Bir kısım davalılar vekili, Av. ...... Özer davanın yerinde bulunmadığını, tescil kararı verilmesine imkan olmadığını, 04.08.1968 tarihli senedin geçerliliğinin bulunmadığını belirterek yersiz açılan davanın reddine karar verilmesini savunmuştur.
Davalı ...... Opçin vekili, Av. ...... Elçin davanın reddini istemiştir.
Diğer davalılara dava dilekçesi tebliğ edilmesine karşın yargılama oturumlarına katılmamışlardır.
Mahkemece, “teknik ve uzman bilirkişilerin birlikte sundukları 10.05.2001 tarihli rapor ve ekli krokiye göre 681 ada 415 sayılı parsel ile ...... Yalaz adına kayıtlı 1631 m2 miktarlı yerde 100/1631 hissenin davacı ... adına tapuya tesciline, kalan 1531/1631 hissenin ölü ...... Yalaz adına tapuda bırakılmasına, tapu kaydının bu şekilde iptal ve tesciline” karar verilmesi üzerine; hüküm, bir kısım davalılar vekili Av. ...... Özer tarafından temyiz edilmiştir.
Dava, 4.8.1968 tarihli harici satın almaya dayalı olarak tapulu taşınmazın tapu kaydının iptal ve tescili isteğine ilişkindir.
Uyuşmazlık konusu 681 ada 415 sayılı parselin esası kadastronun 194 ada 29 sayılı parseli oluşturmaktadır. Sözü edilen parselin tespiti 18.03.1945 tarihinde yapılmıştır. 30.01.1954 tarihinde ...... Yalaz tarafından kayıt maliki , Emine ve arkadaşlarından satın alınmıştır. Tam pay olarak ...... adına bu tarihte tapuda kayıtlıdır. Taşınmazın bir bölümünün yola gitmesi nedeniyle 28.09.1954 tarihinde sözü edilen parsel ifraz görerek 271 ada 52 parsel numarasını almıştır. Bölgeye imarın girmesi nedeniyle 1972 yılında aynı parsel bu defa 681 ada 52 sayılı parsel olmuştur. Bu tarihte de tamamı ölü ...... adına kayıtlıdır. Taşınmazın bir kısmının yine harici satış yoluyla ...... tarafından ......’e satılması ve bunun tarafından kayıt maliki ......’ın ölmesi nedeniyle mirasçılarına karşı açılan ve kesinleşen hükümle 03.02.1998 tarihinde hükmen 295/3279 pay ......’e geçmiştir. 2984/3279 pay ise kayıt maliki ...... Yalaz üzerinde bırakılmıştır. Taşınmazın 08.07.1999 tarihinde 3194 sayılı Kanununun 18.maddesi gereğince yapılan hamur çalışması sonucu dava konusu taşınmaz 681 ada 415 parsel numarasını almıştır. Miktarı da tam pay olarak 1631 m2 olduğu tapu kaydından anlaşılmıştır.
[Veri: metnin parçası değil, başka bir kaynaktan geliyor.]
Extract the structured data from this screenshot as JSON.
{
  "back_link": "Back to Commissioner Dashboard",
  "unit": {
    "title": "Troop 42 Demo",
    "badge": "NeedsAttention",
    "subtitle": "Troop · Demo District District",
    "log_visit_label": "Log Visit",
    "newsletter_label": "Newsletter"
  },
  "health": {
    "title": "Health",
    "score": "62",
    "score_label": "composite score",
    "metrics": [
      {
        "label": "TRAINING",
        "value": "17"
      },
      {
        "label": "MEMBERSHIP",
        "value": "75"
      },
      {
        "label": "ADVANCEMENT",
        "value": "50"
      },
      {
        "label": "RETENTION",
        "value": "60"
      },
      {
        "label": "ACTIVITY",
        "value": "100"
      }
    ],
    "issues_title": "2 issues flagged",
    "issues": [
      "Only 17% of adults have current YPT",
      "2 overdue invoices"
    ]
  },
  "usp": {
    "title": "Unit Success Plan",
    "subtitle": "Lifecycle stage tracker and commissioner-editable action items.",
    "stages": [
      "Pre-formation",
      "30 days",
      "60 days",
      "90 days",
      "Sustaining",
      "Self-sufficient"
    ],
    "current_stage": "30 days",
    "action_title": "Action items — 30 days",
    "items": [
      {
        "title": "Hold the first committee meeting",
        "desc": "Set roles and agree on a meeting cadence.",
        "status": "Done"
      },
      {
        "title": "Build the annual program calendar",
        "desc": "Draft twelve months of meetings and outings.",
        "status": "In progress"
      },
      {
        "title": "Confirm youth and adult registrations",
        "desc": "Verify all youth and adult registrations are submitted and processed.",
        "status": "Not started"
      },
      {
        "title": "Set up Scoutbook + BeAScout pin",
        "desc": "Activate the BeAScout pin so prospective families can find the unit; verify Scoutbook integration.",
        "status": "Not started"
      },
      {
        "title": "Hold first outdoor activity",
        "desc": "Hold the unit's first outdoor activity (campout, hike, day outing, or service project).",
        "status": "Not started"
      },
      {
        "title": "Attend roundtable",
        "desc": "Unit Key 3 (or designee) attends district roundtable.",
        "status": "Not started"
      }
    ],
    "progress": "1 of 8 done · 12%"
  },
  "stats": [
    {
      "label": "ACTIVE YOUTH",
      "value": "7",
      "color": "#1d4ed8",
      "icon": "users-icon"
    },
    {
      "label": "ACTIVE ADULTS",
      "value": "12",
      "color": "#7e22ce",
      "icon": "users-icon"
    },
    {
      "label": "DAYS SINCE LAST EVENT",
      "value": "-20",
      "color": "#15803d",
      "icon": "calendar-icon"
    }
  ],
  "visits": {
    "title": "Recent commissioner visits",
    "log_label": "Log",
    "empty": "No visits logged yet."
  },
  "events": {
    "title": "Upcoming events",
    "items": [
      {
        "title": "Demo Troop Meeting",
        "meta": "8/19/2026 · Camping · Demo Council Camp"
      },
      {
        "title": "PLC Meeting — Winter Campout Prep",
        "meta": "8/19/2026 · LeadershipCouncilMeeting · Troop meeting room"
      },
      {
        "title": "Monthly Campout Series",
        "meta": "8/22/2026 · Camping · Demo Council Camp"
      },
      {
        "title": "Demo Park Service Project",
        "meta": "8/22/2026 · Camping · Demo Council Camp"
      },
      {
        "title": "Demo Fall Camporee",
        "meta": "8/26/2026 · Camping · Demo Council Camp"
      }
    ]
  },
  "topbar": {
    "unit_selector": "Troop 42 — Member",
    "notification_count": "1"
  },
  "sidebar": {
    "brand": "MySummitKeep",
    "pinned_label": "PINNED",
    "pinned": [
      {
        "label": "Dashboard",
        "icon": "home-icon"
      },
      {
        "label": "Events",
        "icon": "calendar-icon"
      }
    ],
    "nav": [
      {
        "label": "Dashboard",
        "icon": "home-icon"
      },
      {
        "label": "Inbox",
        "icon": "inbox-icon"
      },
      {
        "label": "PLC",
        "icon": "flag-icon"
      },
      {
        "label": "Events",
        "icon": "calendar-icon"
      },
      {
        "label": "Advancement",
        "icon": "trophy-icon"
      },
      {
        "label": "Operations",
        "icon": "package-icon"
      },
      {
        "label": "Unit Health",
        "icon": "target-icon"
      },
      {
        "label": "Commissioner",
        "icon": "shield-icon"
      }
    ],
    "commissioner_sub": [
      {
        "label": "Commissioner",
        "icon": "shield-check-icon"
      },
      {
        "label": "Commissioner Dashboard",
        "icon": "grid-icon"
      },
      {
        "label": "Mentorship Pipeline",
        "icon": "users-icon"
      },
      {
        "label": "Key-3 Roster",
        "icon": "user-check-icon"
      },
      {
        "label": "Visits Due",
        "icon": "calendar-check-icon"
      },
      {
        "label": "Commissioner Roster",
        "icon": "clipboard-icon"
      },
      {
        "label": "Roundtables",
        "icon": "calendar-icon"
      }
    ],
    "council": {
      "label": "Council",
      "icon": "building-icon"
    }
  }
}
Payın bir kısmının kayıt maliki ...... Yalaz tarafından ......’e satılması ve bunun tarafından ......’ın mirasçılarına karşı açılan dava konusu 295/3279 payın ......’e gitmesi yönündeki mahkemenin kabul kararı temyiz edilmeden kesinleşmiştir.
Davacı vekili, kayıt maliki ...... Yalaz ölmeden önce vekil edeninin ......’dan 100 m2 yer satın aldığını, ancak ......’ın 5.1.1962 tarihinde ölmesinden sonra tapuda intikalin yapılmaması nedeniyle mirasçısı ...... Yalaz’dan 4.8.1968 tarihinde satın alınmış gibi harici satış senedi düzenlendiğini ve buna dayanarak iptal ve tescil isteğinde bulunduğunu açıklamıştır. Tapulu taşınmaz mülkiyetinin devrini amaçlayan sözleşmeler TMK.nun 706, BK.213, TK. 26 ve Noterlik Kanunun 89.maddesi gereğince resmi şekilde yapılmadığı sürece hukuki sonuç doğurmazlar. Bu bir kanıtlama koşulu olmayıp bir geçerlilik koşuludur. Kaldı ki, satışın yapıldığı 1968 yılında kayıt maliki ...... ölmüş olup, terekesi elbirliği mülkiyet hükümlerine tabidir. TMK.nun 701 ve 702.maddeleri gereğince bir veya birkaç mirasçının elbirliği mülkiyetine tabi bir taşınmazı tek başına satmaları olanağı bulunmamaktadır. ...... tarafından açılan ve temyiz edilmeyerek kesinleşen hüküm emsal olarak kabul edilemez.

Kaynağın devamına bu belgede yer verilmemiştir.